On spectral properties of Neuman-Poincare operator and plasmonic resonances in 3D elastostatics

TL;DR

This paper analyzes the spectral properties of the Neumann-Poincaré operator in 3D elastostatics, deriving its spectrum for spherical geometries and applying it to characterize plasmonic resonances and cloaking in elastostatic systems.

Contribution

It extends the spectral analysis of the Neumann-Poincaré operator from 2D to 3D elastostatics and applies this to plasmonic resonance and cloaking in complex core-shell structures.

Findings

Spectral properties of the Neumann-Poincaré operator in 3D elastostatics are fully characterized.

The spectral analysis enables precise description of anomalous localized resonance.

Application to core-shell plasmonic structures reveals conditions for cloaking.

Abstract

We consider plasmon resonances and cloaking for the elastostatic system in $\mathbb{R}^3$ via the spectral theory of Neumann-Poincar\'e operator.

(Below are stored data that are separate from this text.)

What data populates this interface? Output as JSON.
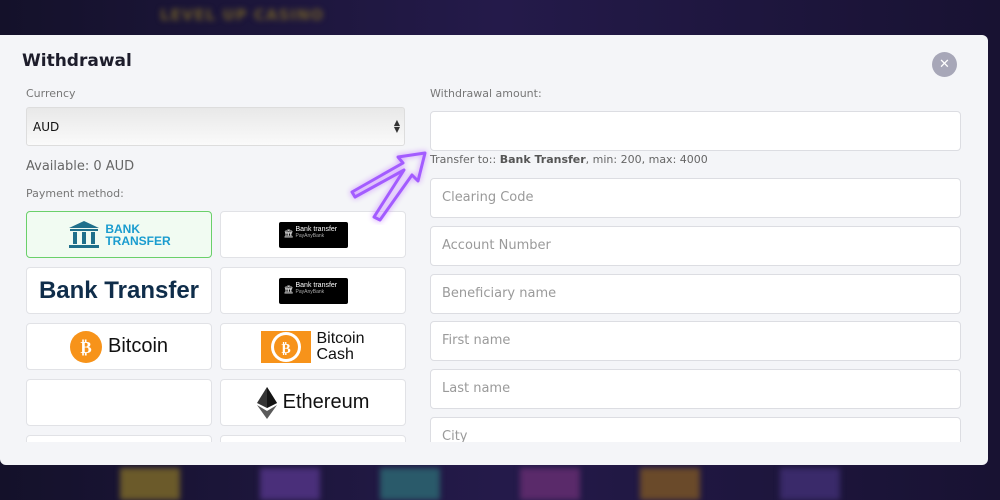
{
  "background": {
    "banner_text": "LEVEL UP CASINO"
  },
  "modal": {
    "title": "Withdrawal",
    "close_icon": "close-icon",
    "currency": {
      "label": "Currency",
      "selected": "AUD"
    },
    "available": "Available: 0 AUD",
    "payment_method_label": "Payment method:",
    "methods": [
      {
        "name": "BANK TRANSFER",
        "line1": "BANK",
        "line2": "TRANSFER",
        "selected": true
      },
      {
        "name": "Bank transfer PayAnyBank",
        "line1": "Bank transfer",
        "line2": "PayAnyBank"
      },
      {
        "name": "Bank Transfer",
        "line1": "Bank Transfer"
      },
      {
        "name": "Bank transfer PayAnyBank",
        "line1": "Bank transfer",
        "line2": "PayAnyBank"
      },
      {
        "name": "Bitcoin",
        "line1": "Bitcoin"
      },
      {
        "name": "Bitcoin Cash",
        "line1": "Bitcoin",
        "line2": "Cash"
      },
      {
        "name": "empty",
        "line1": ""
      },
      {
        "name": "Ethereum",
        "line1": "Ethereum"
      }
    ],
    "amount": {
      "label": "Withdrawal amount:",
      "value": ""
    },
    "hint": {
      "prefix": "Transfer to:: ",
      "method": "Bank Transfer",
      "suffix": ", min: 200, max: 4000"
    },
    "fields": [
      {
        "placeholder": "Clearing Code"
      },
      {
        "placeholder": "Account Number"
      },
      {
        "placeholder": "Beneficiary name"
      },
      {
        "placeholder": "First name"
      },
      {
        "placeholder": "Last name"
      },
      {
        "placeholder": "City"
      }
    ]
  },
  "colors": {
    "selected_border": "#6ad06a",
    "bitcoin": "#f7931a",
    "bank_blue": "#1a9ccf",
    "bank_navy": "#0f2d4a",
    "arrow": "#9b4dff"
  }
}
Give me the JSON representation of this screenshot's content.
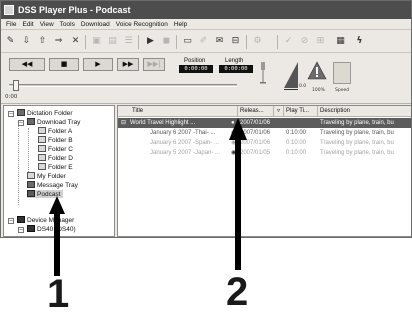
{
  "window": {
    "title": "DSS Player Plus - Podcast"
  },
  "menu": [
    "File",
    "Edit",
    "View",
    "Tools",
    "Download",
    "Voice Recognition",
    "Help"
  ],
  "toolbar": {
    "buttons": [
      {
        "icon": "record-icon",
        "glyph": "✎",
        "enabled": true
      },
      {
        "icon": "download-icon",
        "glyph": "⇩",
        "enabled": true
      },
      {
        "icon": "upload-icon",
        "glyph": "⇧",
        "enabled": true
      },
      {
        "icon": "send-icon",
        "glyph": "⇒",
        "enabled": true
      },
      {
        "icon": "delete-icon",
        "glyph": "✕",
        "enabled": true
      },
      {
        "icon": "properties-icon",
        "glyph": "▣",
        "enabled": false
      },
      {
        "icon": "export-icon",
        "glyph": "▤",
        "enabled": false
      },
      {
        "icon": "list-icon",
        "glyph": "☰",
        "enabled": false
      },
      {
        "icon": "play-file-icon",
        "glyph": "▶",
        "enabled": true
      },
      {
        "icon": "stop-file-icon",
        "glyph": "◼",
        "enabled": false
      },
      {
        "icon": "new-folder-icon",
        "glyph": "▭",
        "enabled": true
      },
      {
        "icon": "edit-icon",
        "glyph": "✐",
        "enabled": false
      },
      {
        "icon": "mail-icon",
        "glyph": "✉",
        "enabled": true
      },
      {
        "icon": "archive-icon",
        "glyph": "⊟",
        "enabled": true
      },
      {
        "icon": "options-icon",
        "glyph": "⚙",
        "enabled": false
      },
      {
        "icon": "check-icon",
        "glyph": "✓",
        "enabled": false
      },
      {
        "icon": "no-icon",
        "glyph": "⊘",
        "enabled": false
      },
      {
        "icon": "grid-icon",
        "glyph": "⊞",
        "enabled": false
      },
      {
        "icon": "transcribe-icon",
        "glyph": "▦",
        "enabled": true
      },
      {
        "icon": "voice-recognition-icon",
        "glyph": "ϟ",
        "enabled": true
      }
    ]
  },
  "transport": {
    "rewind_glyph": "◀◀",
    "stop_glyph": "■",
    "play_glyph": "▶",
    "fastforward_glyph": "▶▶",
    "skip_glyph": "▶▶|",
    "position_label": "Position",
    "position_value": "0:00:00",
    "length_label": "Length",
    "length_value": "0:00:00",
    "time_readout": "0:00",
    "volume_caption": "0.0",
    "warn_caption": "100%",
    "speed_caption": "Speed",
    "progress": 0.0
  },
  "tree": {
    "items": [
      {
        "label": "Dictation Folder",
        "icon": "dictation-folder-icon"
      },
      {
        "label": "Download Tray",
        "icon": "download-tray-icon"
      },
      {
        "label": "Folder A",
        "icon": "folder-icon"
      },
      {
        "label": "Folder B",
        "icon": "folder-icon"
      },
      {
        "label": "Folder C",
        "icon": "folder-icon"
      },
      {
        "label": "Folder D",
        "icon": "folder-icon"
      },
      {
        "label": "Folder E",
        "icon": "folder-icon"
      },
      {
        "label": "My Folder",
        "icon": "folder-icon"
      },
      {
        "label": "Message Tray",
        "icon": "message-tray-icon"
      },
      {
        "label": "Podcast",
        "icon": "podcast-icon"
      },
      {
        "label": "Device Manager",
        "icon": "device-manager-icon"
      },
      {
        "label": "DS40 (DS40)",
        "icon": "device-icon"
      }
    ]
  },
  "list": {
    "columns": [
      "Title",
      "Releas...",
      "Play Ti...",
      "Description"
    ],
    "rows": [
      {
        "title": "World Travel Highlight ...",
        "release": "2007/01/06",
        "play_time": "",
        "description": "Traveling by plane, train, bu",
        "selected": true
      },
      {
        "title": "January 6 2007 -Thai- ...",
        "release": "2007/01/06",
        "play_time": "0:10:00",
        "description": "Traveling by plane, train, bu",
        "selected": false
      },
      {
        "title": "January 6 2007 -Spain- ...",
        "release": "2007/01/06",
        "play_time": "0:10:00",
        "description": "Traveling by plane, train, bu",
        "selected": false
      },
      {
        "title": "January 5 2007 -Japan- ...",
        "release": "2007/01/05",
        "play_time": "0:10:00",
        "description": "Traveling by plane, train, bu",
        "selected": false
      }
    ]
  },
  "callouts": [
    {
      "number": "1"
    },
    {
      "number": "2"
    }
  ]
}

We first derive the full spectral properties of the Neumann-Poincar\'e operator for the 3D elastostatic system in the spherical geometry. The spectral result is of significant interest for its own sake, and serves as a highly nontrivial extension of the corresponding 2D study in [8]. The derivation of the spectral result in 3D involves much more complicated and subtle calculations and arguments than that for the 2D case. Then we consider a 3D plasmonic structure in elastostatics which takes a general core-shell-matrix form with the metamaterial located in the shell. Using the obtained spectral result, we provide an accurate characterisation of the anomalous localised resonance and cloaking associated to such a plasmonic structure.